Community Investment Needed to Transform Tucson
By Brent DeRaad
Those who attended Mayor Jonathan Rothschild’s State of the City address heard how he and several community leaders recently visited Oklahoma City to learn about its downtown renaissance.
After being shunned by a company that couldn’t see its employees living in Oklahoma City, the city and private sector invested hundreds of millions of dollars to transform its downtown. The primary goal was to attract new companies, residents and visitors to a thriving urban core. At worst, they would create a better place in which existing residents and businesses could take pride.
The investment in Oklahoma City accomplished all of the above. It serves as a wonderful example for what could happen in Tucson.
Government and business need to work together closely in metro Tucson and Pima County. Government’s primary role is to provide quality infrastructure and services at the lowest possible costs to constituents. However, effective government leaders invest strategically to stimulate private investment that far outweighs their outlay.
In Tucson, millions have been spent creating the modern streetcar route, which will begin serving passengers later this year. That will spur transit-oriented development along the route with businesses locating near stops.
Pima County and its bond advisory committee are considering numerous projects for inclusion on a November 2015 bond election ballot. They are working with the private sector and nonprofit organizations to determine which projects have the greatest opportunity to improve residents’ quality of life, while – in some cases – attracting visitors. Projects deemed most worthy will be included on the ballot.

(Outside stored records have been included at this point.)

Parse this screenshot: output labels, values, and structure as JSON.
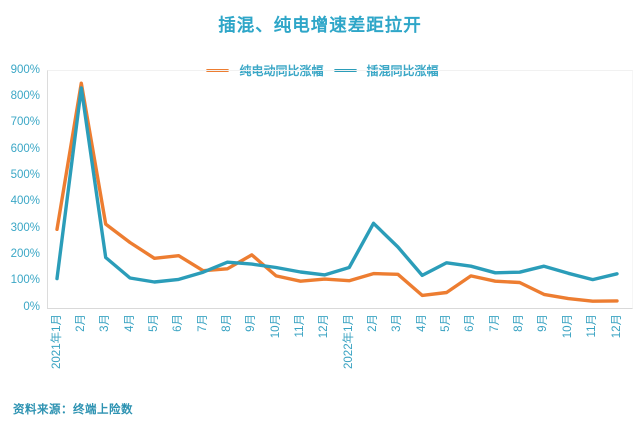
{
  "page": {
    "title": "插混、纯电增速差距拉开",
    "source_note": "资料来源：终端上险数"
  },
  "chart_data": {
    "type": "line",
    "title": "插混、纯电增速差距拉开",
    "xlabel": "",
    "ylabel": "",
    "ylim": [
      0,
      900
    ],
    "grid": false,
    "legend_position": "top-center",
    "y_tick_labels": [
      "900%",
      "800%",
      "700%",
      "600%",
      "500%",
      "400%",
      "300%",
      "200%",
      "100%",
      "0%"
    ],
    "y_tick_values": [
      900,
      800,
      700,
      600,
      500,
      400,
      300,
      200,
      100,
      0
    ],
    "x_labels": [
      "2021年1月",
      "2月",
      "3月",
      "4月",
      "5月",
      "6月",
      "7月",
      "8月",
      "9月",
      "10月",
      "11月",
      "12月",
      "2022年1月",
      "2月",
      "3月",
      "4月",
      "5月",
      "6月",
      "7月",
      "8月",
      "9月",
      "10月",
      "11月",
      "12月"
    ],
    "unit": "%",
    "series": [
      {
        "name": "纯电动同比涨幅",
        "color": "#ED7D31",
        "values": [
          295,
          850,
          315,
          245,
          185,
          195,
          138,
          145,
          198,
          118,
          98,
          106,
          100,
          127,
          124,
          44,
          55,
          118,
          98,
          93,
          48,
          32,
          22,
          23
        ]
      },
      {
        "name": "插混同比涨幅",
        "color": "#2B9DB9",
        "values": [
          108,
          832,
          188,
          110,
          95,
          105,
          132,
          170,
          163,
          150,
          133,
          122,
          150,
          318,
          228,
          120,
          168,
          155,
          130,
          132,
          155,
          128,
          104,
          126
        ]
      }
    ]
  }
}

While promising, work remains. We at Visit Tucson are eager to continue partnering with Pima County, Tucson and Oro Valley, and collaborating with regional economic development organizations and our 500 member businesses to build a stronger Tucson.
Where does tourism fit? Pima County visitors spend $2 billion annually, according to Arizona Office of Tourism research. The tourism industry employs 22,000 people throughout the county. In surveying visitors, we learned that only 29 percent of their expenditures are on lodging, while the remainder is spent throughout the region on food and beverage, entertainment, attractions, shopping, local transportation and more.
More importantly to you, visitors generate millions in bed- and sales-tax revenue, with the great bulk going to government general funds.
Tucson collected approximately $9 million in base bed-tax revenue last year, along with $3.5 million in revenue from a surcharge of $2 per occupied room per night paid by hotel and resort guests. The city invested $3 million – 33 percent of the base – in Visit Tucson, with the remaining $9.5 million going to the city’s general fund.
Oro Valley collects approximately $875,000 annually in bed tax. The town invested $120,000 of it in Visit Tucson, with approximately $750,000 going to its general fund.
A Scottsdale study found that visitors pay $2 in sales tax for every dollar paid in bed tax. All local sales-tax revenue goes to municipalities’ general funds. In applying that here, municipalities retain more than 90 percent of tourism-related sales and bed-tax revenue. Tax dollars from visitors lessen what you pay for police, fire, water, libraries and other municipal services.
We at Visit Tucson believe we can generate additional visitor tax dollars – but it will take investment of more municipal bed-tax revenue in our sales and marketing programs to make that happen.
Of the $2 billion in direct travel spending that occurred in Pima County last year, Visit Tucson tracked $214 million in leisure, meetings, sports and film-related business we booked directly. Based on our $7 million annual budget, we generated $30 for every $1 allocated to us.
Visit Tucson’s budget exceeded $11 million in 2006-07. While Pima County has invested 50 percent of its bed-tax collections annually in our organization for many years, investments from other government partners fell substantially during the recession.
We are outspent considerably by Phoenix, Scottsdale, Palm Springs, San Antonio and other cities against which we compete for leisure and meetings travel. We increased our private-sector revenue this year, and are working with our municipal partners to increase their investment of visitor paid bed-tax revenue in our travel marketing programs.
Based on the return we are already generating, that strategic investment by municipalities would yield a strong return via more visitors and the money they spend here.